(Bloomberg) -- Russia set out just how much its gas flows to the global market will fall in the next three years -- and the numbers underscore the scale of the challenge facing Europe’s energy consumers.
Annual pipeline gas exports are set to drop by almost 40% to 125.2 billion cubic meters in 2023-2025, according to the nation’s three-year draft plan, seen by Bloomberg. Pipeline gas exports is estimated at 142 billion cubic meters this year, the draft showed.
Russia’s gas giant Gazprom PJSC has been reducing flows to Europe -- historically its biggest market -- for months amid the region’s sanctions over the invasion of Ukraine. Some European customers were cut off after refusing to comply with the Kremlin’s demand to be paid in rubles for supplies. Russia has also cut shipments to the region through major pipelines, citing Western sanctions and technical reasons. That left the region with capped flows via Ukraine and deliveries via the second leg of TurkStream as the last remaining routes for supplies to the continent.
The budget draft doesn’t provide a breakdown of the export markets. However, based on historic data and current flows, Turkey may become the single largest client of Gazprom on the continent. Last year Russia gas producer exported almost 27 billion cubic meters to Turkey.
China could become the second-largest buyer of Russian pipeline gas next year. The deal between Gazprom and China National Petroleum Corporation envisions a gradual increase of supply via the Power of Siberia pipeline to around 21 billion cubic meters in 2023 from some 15 billion to 16 billion this year targeted for this year.
Based on the assumptions above and given annual supplies of some 30 billion cubic meters to former Soviet Union nations, about 45 billion cubic meters of gas could be delivered to the European market. That equates to some 123 million cubic meters per day. Russia currently exports to Europe some 80 million cubic meters per day.
Those figures are subject to change as Gazprom makes the final decision on supplies based on market conditions, client requests, and potentially further escalations of Russia’s standoff with the West.

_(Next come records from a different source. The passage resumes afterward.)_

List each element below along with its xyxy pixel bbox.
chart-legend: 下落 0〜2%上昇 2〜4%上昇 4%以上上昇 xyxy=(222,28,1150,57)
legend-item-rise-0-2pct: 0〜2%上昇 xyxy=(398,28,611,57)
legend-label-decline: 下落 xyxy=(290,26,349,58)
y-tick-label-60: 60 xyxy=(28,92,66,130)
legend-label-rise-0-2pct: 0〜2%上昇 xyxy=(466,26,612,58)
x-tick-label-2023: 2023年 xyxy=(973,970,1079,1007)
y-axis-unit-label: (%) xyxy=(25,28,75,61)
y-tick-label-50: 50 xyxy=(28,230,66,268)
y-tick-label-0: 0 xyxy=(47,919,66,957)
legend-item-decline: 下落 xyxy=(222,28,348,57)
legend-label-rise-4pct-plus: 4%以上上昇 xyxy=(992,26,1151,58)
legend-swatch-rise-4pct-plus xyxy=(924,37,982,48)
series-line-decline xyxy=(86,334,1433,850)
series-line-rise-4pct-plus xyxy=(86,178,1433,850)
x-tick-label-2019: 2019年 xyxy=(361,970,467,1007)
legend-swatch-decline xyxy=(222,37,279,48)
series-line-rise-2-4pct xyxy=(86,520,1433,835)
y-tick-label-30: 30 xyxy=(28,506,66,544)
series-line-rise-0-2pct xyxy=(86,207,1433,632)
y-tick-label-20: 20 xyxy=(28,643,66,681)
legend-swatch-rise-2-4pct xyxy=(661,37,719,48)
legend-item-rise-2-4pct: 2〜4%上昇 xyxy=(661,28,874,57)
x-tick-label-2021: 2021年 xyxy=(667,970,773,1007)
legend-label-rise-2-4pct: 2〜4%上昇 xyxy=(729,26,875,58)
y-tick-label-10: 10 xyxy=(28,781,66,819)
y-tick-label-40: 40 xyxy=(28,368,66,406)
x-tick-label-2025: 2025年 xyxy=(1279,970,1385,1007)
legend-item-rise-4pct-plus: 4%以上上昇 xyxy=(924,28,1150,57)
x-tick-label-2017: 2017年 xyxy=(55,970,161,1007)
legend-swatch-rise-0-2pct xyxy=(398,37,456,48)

Russia expects crude exports to increase slightly, despite Europe halting most purchases from the nation. The three-year budget draft projects 250 million tons of crude to be exported next year, up from 243 million tons seen delivered this year, with 255 million tons and 260 million tons to be shipped in 2024 and 2025 respectively.
Shipments of oil products, however, are seen declining to 113 million tons in 2023, from a projected 130 million tons this year, according to the draft.